In skeletal tissue, there are two controversial works showing the effects of Nilotinib in bone cells and CML patients. It has been described that Nilotinib can potently inhibit osteoblast proliferation, and in patients, it decreases bone turnover and alters calcium metabolism. While this research group found that Nilotinib has a neutral or inhibitory effect on murine osteoblast differentiation [61], another group showed that it markedly suppresses the osteoblastic differentiation of human mesenchymal stromal cells [55]. Overall, these observations together with our work point out the necessity to further understand the role of Nilotinib off-target activity in non-malignant cells.

It is important to mention that in our study, we have not assessed the classical tyrosine kinases involved in proliferation induction and differentiation arrest described above. Nilotinib potently inhibits ABL kinases, PDGFR, BCR-ABL, KIT, and DDR1/2, all of them associated with cell proliferation and differentiation [25, 29, 62]. Additionally, Nilotinib has been reported to stimulate other kinases, such as p130Cas, FAK, and Paxillin in glioblastoma cells independently of its known targets Abl and PDGFR [48]. Off-target activity of Nilotinib has also been described for the MEK/ERK pathway in several cancer cells [37]. In our work, using different approaches, we described that p38 MAPK is an off-target of Nilotinib in myoblasts. Thus, future studies are needed to find other specific target(s) affected by TKIs during skeletal myogenesis. We propose that Nilotinib could be affecting several kinases at the same time due to its target specificity [46]. Hence, the dissection of the molecular pathways that involve and are affected by TKIs is of fundamental importance for understanding their effects on patients.

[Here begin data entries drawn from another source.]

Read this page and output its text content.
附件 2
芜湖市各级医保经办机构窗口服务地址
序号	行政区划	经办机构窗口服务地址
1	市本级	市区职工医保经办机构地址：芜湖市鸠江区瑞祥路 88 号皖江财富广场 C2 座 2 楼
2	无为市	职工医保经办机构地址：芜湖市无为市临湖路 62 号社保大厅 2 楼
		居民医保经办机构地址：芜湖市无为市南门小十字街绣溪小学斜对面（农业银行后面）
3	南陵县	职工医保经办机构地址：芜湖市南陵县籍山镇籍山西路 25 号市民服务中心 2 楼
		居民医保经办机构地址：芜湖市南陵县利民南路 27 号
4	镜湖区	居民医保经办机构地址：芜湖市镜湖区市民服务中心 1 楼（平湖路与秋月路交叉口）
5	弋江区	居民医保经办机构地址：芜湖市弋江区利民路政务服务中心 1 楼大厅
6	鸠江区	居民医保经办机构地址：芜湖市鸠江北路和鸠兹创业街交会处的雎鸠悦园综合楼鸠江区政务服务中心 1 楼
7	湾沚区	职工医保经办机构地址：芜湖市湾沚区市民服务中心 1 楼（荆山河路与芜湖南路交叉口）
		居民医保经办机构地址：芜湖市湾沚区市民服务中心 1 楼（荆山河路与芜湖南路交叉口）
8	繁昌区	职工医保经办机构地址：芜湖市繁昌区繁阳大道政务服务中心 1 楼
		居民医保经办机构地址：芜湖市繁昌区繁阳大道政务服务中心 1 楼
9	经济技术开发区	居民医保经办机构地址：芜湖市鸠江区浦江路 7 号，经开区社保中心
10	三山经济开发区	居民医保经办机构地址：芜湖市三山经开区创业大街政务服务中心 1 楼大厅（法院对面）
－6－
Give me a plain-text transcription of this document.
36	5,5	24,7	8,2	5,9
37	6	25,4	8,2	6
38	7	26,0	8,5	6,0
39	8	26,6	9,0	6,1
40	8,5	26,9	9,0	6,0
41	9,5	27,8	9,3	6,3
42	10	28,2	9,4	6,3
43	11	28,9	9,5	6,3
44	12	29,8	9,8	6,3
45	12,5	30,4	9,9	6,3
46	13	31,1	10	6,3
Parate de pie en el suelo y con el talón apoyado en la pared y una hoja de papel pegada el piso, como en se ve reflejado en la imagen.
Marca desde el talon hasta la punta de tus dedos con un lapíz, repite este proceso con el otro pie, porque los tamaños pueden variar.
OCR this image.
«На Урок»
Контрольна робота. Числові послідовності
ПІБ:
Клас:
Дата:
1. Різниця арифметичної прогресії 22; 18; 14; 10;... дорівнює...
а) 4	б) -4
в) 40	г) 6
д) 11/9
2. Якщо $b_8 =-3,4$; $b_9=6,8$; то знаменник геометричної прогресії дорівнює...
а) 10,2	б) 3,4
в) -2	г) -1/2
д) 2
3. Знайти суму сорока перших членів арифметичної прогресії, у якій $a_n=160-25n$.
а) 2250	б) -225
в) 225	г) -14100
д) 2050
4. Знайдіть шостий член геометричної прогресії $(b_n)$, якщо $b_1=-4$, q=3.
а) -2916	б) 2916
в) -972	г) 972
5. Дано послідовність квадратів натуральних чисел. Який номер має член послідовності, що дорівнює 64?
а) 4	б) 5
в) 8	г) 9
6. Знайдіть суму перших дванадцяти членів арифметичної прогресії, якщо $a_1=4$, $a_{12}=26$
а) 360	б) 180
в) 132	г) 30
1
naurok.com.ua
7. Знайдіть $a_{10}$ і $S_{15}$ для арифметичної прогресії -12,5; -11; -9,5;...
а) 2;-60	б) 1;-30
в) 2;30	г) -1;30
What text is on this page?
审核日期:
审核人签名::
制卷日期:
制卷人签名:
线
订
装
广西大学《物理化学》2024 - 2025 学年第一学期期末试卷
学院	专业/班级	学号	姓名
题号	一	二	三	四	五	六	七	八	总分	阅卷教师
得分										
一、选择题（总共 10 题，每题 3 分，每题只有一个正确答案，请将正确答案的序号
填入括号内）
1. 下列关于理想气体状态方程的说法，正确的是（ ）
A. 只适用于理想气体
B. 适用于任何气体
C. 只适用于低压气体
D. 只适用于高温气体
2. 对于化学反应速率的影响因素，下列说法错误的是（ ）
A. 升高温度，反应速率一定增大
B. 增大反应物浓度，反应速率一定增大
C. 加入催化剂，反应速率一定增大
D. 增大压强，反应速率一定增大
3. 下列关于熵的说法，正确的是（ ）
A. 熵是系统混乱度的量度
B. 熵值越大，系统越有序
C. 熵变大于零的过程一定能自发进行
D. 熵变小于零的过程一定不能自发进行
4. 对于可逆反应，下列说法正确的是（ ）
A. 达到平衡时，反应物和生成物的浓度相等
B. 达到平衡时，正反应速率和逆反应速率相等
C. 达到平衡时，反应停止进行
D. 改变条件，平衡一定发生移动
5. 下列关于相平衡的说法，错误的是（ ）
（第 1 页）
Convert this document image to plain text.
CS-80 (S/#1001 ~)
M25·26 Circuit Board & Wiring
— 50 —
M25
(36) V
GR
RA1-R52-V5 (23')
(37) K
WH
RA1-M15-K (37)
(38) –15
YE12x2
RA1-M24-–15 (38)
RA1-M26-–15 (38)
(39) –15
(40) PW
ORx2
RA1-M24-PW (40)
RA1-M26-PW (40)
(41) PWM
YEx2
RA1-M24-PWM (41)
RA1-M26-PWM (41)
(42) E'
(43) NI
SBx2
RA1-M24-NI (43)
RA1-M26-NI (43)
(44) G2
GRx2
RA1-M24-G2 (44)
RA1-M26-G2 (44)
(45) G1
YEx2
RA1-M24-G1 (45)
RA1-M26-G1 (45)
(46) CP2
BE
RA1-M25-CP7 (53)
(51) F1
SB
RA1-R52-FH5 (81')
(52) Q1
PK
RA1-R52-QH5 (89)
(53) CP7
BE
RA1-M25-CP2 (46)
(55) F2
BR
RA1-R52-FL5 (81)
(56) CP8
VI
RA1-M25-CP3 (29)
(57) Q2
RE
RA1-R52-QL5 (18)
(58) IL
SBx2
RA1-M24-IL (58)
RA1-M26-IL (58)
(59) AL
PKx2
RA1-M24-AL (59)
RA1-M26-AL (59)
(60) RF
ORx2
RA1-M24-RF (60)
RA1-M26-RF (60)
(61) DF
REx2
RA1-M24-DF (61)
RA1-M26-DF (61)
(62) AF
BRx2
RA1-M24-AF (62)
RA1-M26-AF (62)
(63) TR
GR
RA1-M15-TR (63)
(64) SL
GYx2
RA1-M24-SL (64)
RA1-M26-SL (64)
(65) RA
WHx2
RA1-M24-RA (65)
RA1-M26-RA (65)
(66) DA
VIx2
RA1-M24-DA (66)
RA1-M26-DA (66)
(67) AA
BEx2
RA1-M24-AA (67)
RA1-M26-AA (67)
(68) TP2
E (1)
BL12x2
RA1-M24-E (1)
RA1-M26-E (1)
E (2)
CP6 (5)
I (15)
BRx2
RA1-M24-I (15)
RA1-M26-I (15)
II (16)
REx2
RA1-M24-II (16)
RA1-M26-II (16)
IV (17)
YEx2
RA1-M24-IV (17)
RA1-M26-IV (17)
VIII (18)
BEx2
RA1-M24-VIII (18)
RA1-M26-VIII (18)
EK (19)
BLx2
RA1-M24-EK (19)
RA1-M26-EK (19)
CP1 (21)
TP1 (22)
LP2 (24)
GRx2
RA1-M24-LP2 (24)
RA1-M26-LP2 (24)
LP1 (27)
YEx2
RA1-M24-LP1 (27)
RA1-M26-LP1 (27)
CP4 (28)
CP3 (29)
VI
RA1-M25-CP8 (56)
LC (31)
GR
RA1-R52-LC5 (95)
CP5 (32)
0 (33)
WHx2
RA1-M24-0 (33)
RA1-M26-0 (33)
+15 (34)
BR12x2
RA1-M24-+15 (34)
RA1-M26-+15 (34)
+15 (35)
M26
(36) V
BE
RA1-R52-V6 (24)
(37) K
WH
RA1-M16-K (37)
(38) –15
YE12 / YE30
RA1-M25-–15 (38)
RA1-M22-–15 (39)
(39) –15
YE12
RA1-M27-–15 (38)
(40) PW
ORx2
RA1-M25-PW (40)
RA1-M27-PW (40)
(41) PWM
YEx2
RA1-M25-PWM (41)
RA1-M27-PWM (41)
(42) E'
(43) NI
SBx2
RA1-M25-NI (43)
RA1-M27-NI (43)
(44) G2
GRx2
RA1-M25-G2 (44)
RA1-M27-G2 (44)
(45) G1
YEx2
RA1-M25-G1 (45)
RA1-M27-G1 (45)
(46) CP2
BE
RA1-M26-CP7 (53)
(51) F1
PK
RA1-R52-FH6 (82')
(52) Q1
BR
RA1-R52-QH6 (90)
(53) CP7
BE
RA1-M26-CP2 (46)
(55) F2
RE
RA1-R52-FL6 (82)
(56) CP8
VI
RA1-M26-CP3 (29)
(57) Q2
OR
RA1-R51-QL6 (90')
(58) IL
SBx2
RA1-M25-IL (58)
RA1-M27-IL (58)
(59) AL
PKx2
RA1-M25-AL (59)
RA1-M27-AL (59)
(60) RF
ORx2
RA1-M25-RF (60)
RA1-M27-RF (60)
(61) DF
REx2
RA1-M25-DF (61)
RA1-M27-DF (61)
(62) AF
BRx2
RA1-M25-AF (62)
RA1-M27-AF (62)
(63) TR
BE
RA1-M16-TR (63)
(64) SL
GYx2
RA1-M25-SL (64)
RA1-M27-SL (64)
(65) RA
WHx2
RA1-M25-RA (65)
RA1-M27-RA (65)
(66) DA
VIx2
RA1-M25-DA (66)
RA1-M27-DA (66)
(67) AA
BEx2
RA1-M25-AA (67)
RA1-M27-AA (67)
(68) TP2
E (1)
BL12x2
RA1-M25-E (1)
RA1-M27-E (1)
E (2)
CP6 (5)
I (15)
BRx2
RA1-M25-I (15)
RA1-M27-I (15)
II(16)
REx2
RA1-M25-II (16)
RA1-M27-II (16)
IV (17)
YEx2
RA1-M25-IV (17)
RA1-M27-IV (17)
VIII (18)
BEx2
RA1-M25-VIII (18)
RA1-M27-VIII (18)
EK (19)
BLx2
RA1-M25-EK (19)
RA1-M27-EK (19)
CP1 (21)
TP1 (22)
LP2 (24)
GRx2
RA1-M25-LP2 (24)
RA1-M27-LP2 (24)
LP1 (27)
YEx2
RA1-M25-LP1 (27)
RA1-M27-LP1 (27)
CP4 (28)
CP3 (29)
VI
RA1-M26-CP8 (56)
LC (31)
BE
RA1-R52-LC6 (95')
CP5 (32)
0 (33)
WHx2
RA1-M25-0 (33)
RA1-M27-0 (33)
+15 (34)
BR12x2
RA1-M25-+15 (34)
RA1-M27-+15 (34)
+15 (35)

Finally, our results show potential unexpected adverse effects of Nilotinib treatment on myoblasts. This drug could be a significant contributor to the muscle homeostasis defects reported by cancer patients receiving TKIs. Therefore, there is a necessity for screening the effects of TKIs on cell homeostasis and to search for disease-specific TKIs, thereby avoiding their undesirable effects in the treatment of cancer and other benign-proliferative disorders.

Conclusions

Our studies indicate that Nilotinib inhibits skeletal muscle cell differentiation, particularly the myoblast-to-myotube transition, by decreasing the levels of myogenin and MyoD and reducing myotube formation. Moreover, we found that Nilotinib induces myoblast proliferation, causing impairments on myoblasts cell-cycle withdrawal through the activation of ERK1/2 and AKT pathways. Finally, we found that p38 MAPK is a new off-target of Nilotinib, inhibiting p38 phosphorylation. Since TKIs have also been shown to be an efficient treatment for attenuating muscle pathology in several MD mice models, it is necessary to investigate the long-term effects of TKIs on skeletal muscle homeostasis, along with the potential detrimental effects on cell differentiation and proliferation in cancer patients receiving TKI therapies.